Here’s a story from last month over at Science Made Easy, featuring a nice diagram which is (misleadingly, in my view) called the Tree of Sex.
What makes a creature male or a female? If you mentioned the X and the Y chromosomes, you are correct. I mean, you’re correct if you ignore most forms of life on this planet. If you actually take the time to examine the lifestyles of different life forms, many of the basic assumptions about sex differences don’t hold.
I am going to try and explain this to you, using the Tree of Sex. This family tree traces the ancestry of sex in all of its weird and wonderful manifestations. Those Pie charts are coded according to the method of sex, and I will be explaining what each of those colour codes mean below.
You should read the whole article, because if you’re not familiar with this stuff, it’s pretty interesting from a scientific standpoint.

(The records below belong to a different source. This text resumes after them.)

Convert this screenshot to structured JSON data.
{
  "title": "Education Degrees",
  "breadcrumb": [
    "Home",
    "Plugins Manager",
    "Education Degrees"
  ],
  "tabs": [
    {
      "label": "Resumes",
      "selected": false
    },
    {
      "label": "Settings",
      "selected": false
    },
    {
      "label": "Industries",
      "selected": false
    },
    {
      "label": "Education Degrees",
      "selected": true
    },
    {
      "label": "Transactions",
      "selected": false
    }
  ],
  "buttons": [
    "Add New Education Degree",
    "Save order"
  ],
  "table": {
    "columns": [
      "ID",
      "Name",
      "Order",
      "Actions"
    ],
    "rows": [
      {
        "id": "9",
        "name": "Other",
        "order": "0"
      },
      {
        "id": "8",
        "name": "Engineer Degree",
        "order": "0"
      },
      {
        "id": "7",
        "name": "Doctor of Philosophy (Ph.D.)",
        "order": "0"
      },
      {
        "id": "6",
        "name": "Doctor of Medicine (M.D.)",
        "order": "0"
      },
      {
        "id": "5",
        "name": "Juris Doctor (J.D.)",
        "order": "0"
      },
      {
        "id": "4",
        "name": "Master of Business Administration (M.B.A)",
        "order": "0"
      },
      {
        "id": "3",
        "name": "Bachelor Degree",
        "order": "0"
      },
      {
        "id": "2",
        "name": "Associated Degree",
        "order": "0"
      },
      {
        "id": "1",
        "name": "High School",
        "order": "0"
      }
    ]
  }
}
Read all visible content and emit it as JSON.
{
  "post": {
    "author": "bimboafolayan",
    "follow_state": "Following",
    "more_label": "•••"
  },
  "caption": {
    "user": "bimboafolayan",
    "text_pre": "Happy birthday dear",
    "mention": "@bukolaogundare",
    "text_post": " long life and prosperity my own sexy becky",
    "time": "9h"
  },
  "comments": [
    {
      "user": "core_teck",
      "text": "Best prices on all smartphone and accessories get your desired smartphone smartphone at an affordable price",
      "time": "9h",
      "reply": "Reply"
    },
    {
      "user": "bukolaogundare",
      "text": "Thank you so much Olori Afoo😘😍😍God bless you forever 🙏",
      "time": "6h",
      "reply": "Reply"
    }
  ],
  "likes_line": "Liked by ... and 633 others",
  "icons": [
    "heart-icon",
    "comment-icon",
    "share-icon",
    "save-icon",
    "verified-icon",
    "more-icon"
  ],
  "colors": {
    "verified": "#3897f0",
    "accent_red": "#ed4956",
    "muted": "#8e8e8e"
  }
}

That said, I think that the main thing that this kind of diagram shows is that really it’s kind of a silly and obsolete bit of cultural detritus that we go on pretending that bees and mayflies and fig trees even havemale and female sexes that way that humans or turkeys (kind of, somewhat) have male and female sexes. They have sexual reproduction, sure, but when it comes to the idea of the sexes of individual organisms, what we’re talking about across all these different species are basically very different biological phenomena. They’re basically very different in what they arise from, structurally, and they’re also basically very different in how they function. Trying to wrap them up with human categories for sexual dimorphism[1] is at this point kind of like imagining that the queen of an anthill goes around wearing a little crown and ordering ant commoners to do her bidding. Biological sex is not a natural kind, it is the projection of a social metaphor, and often it’s kind of a misleading or an unhelpful one.